Like other dual-listed companies I’ve looked at, Mkango doesn’t clearly list director holdings on its website. The truth is that management own just over 5% of shares. Non-executive Chairmen Derek Linfield owns 1.6%, Co-founders William Dawes and Alexander Lemon each own 2%.

I do prefer to see larger management holdings than this.

Also of note is that as of September 2018, William Dawes and Alexander Lemon have not been paid their compensation since 2015. Total accrued compensation is £128,809 each.

Value disconnect?

Mkango’s joint venture partner will have paid £12 million for 49% of Songwe. We can compare this with Mkango’s current market capitalisation of £10 million. With an upgraded resource, feasibility study and and potentially tightening REE market, the projects value could be significantly north of where it is at present.

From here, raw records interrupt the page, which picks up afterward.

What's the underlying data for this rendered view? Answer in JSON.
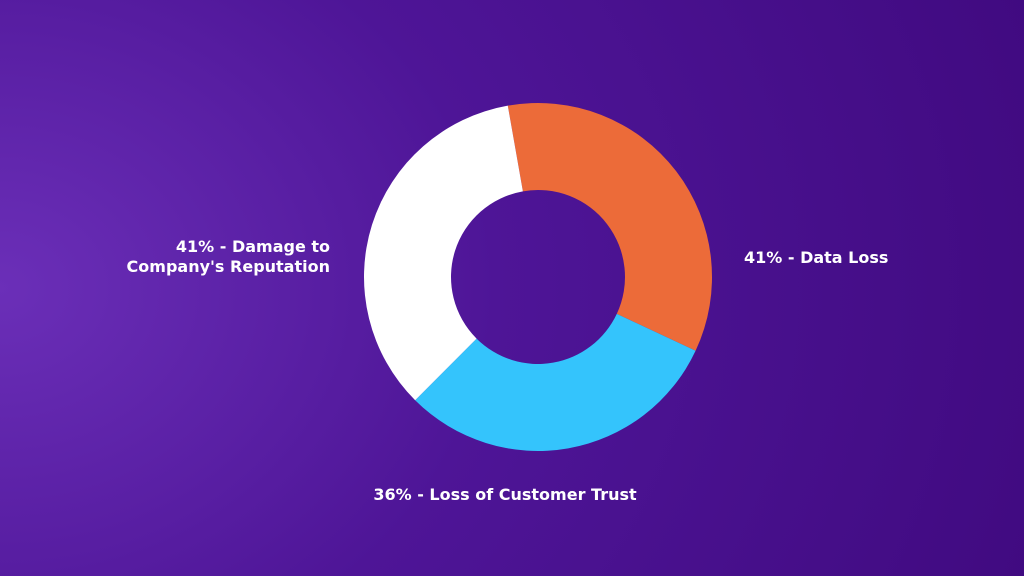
{
  "chart_data": {
    "type": "pie",
    "donut": true,
    "series": [
      {
        "label_lines": [
          "41% - Data Loss"
        ],
        "value": 41,
        "color": "#ec6b39"
      },
      {
        "label_lines": [
          "36% - Loss of Customer Trust"
        ],
        "value": 36,
        "color": "#34c4fc"
      },
      {
        "label_lines": [
          "41% - Damage to",
          "Company's Reputation"
        ],
        "value": 41,
        "color": "#ffffff"
      }
    ],
    "legend": "none"
  }
}
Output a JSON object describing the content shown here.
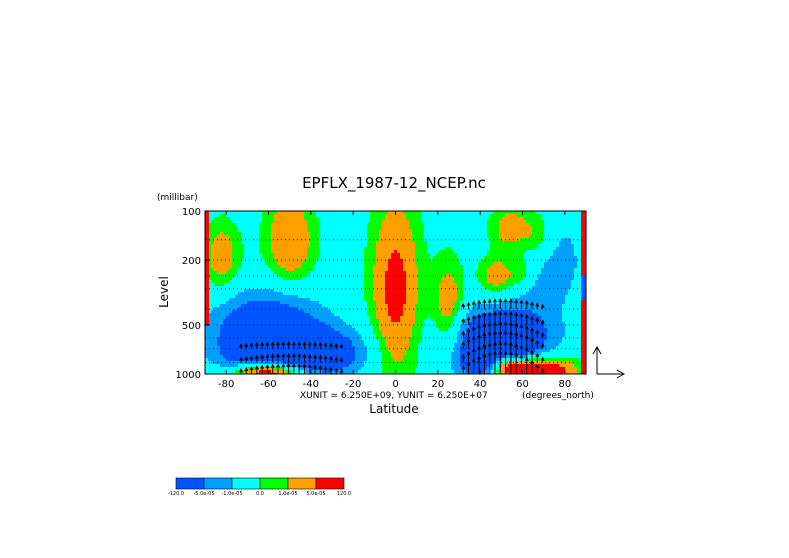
{
  "figure": {
    "title": "EPFLX_1987-12_NCEP.nc",
    "unit_note": "XUNIT = 6.250E+09, YUNIT = 6.250E+07",
    "x_units": "(degrees_north)",
    "y_units": "(millibar)"
  },
  "chart_data": {
    "type": "heatmap",
    "title": "EPFLX_1987-12_NCEP.nc",
    "xlabel": "Latitude",
    "ylabel": "Level",
    "x_units": "(degrees_north)",
    "y_units": "(millibar)",
    "xlim": [
      -90,
      90
    ],
    "ylim": [
      1000,
      100
    ],
    "y_scale": "log",
    "x_ticks": [
      {
        "value": -80,
        "label": "-80"
      },
      {
        "value": -60,
        "label": "-60"
      },
      {
        "value": -40,
        "label": "-40"
      },
      {
        "value": -20,
        "label": "-20"
      },
      {
        "value": 0,
        "label": "0"
      },
      {
        "value": 20,
        "label": "20"
      },
      {
        "value": 40,
        "label": "40"
      },
      {
        "value": 60,
        "label": "60"
      },
      {
        "value": 80,
        "label": "80"
      }
    ],
    "y_ticks": [
      {
        "value": 1000,
        "label": "1000"
      },
      {
        "value": 500,
        "label": "500"
      },
      {
        "value": 200,
        "label": "200"
      },
      {
        "value": 100,
        "label": "100"
      }
    ],
    "dotted_levels": [
      1000,
      850,
      700,
      600,
      500,
      400,
      300,
      250,
      200,
      150,
      100
    ],
    "colorbar": {
      "colors": [
        "#0055ff",
        "#00a0ff",
        "#00ffff",
        "#00ff00",
        "#ffa000",
        "#ff0000"
      ],
      "labels": [
        "-120.0",
        "-5.0e-05",
        "-1.0e-05",
        "0.0",
        "1.0e-05",
        "5.0e-05",
        "120.0"
      ]
    },
    "field_centers": [
      {
        "lat": -60,
        "p": 500,
        "v": -4,
        "dlat": 18,
        "dlnp": 0.35
      },
      {
        "lat": -35,
        "p": 750,
        "v": -4,
        "dlat": 15,
        "dlnp": 0.25
      },
      {
        "lat": -70,
        "p": 800,
        "v": -2.5,
        "dlat": 12,
        "dlnp": 0.3
      },
      {
        "lat": 50,
        "p": 600,
        "v": -5,
        "dlat": 16,
        "dlnp": 0.3
      },
      {
        "lat": 45,
        "p": 900,
        "v": -4,
        "dlat": 12,
        "dlnp": 0.18
      },
      {
        "lat": 70,
        "p": 200,
        "v": -2.5,
        "dlat": 12,
        "dlnp": 0.5
      },
      {
        "lat": -50,
        "p": 150,
        "v": 2.5,
        "dlat": 8,
        "dlnp": 0.45
      },
      {
        "lat": -82,
        "p": 190,
        "v": 2,
        "dlat": 6,
        "dlnp": 0.35
      },
      {
        "lat": 0,
        "p": 300,
        "v": 3,
        "dlat": 8,
        "dlnp": 0.9
      },
      {
        "lat": 55,
        "p": 130,
        "v": 2.5,
        "dlat": 7,
        "dlnp": 0.25
      },
      {
        "lat": 68,
        "p": 150,
        "v": 2.5,
        "dlat": 6,
        "dlnp": 0.3
      },
      {
        "lat": 48,
        "p": 250,
        "v": 2.2,
        "dlat": 6,
        "dlnp": 0.2
      },
      {
        "lat": 60,
        "p": 240,
        "v": 1.8,
        "dlat": 5,
        "dlnp": 0.18
      },
      {
        "lat": 25,
        "p": 400,
        "v": 2.2,
        "dlat": 5,
        "dlnp": 0.5
      },
      {
        "lat": -62,
        "p": 980,
        "v": 5.5,
        "dlat": 12,
        "dlnp": 0.1
      },
      {
        "lat": 62,
        "p": 940,
        "v": 6.5,
        "dlat": 14,
        "dlnp": 0.13
      },
      {
        "lat": 52,
        "p": 880,
        "v": 3,
        "dlat": 5,
        "dlnp": 0.12
      }
    ],
    "arrow_regions": [
      {
        "lat_min": -75,
        "lat_max": -25,
        "p_top": 700,
        "scale": 0.9
      },
      {
        "lat_min": 30,
        "lat_max": 70,
        "p_top": 350,
        "scale": 1.4
      }
    ]
  }
}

Given that Mkango is funded through to the bankable feasbility study and not reliant upon the market for funding I believe that the company is attractive compared to many other AIM vehicles who will need to continually raise. I look forward to upcoming drill results and an upgraded resource over the coming months.

 

At the time of publication, the author holds a long position in MKA.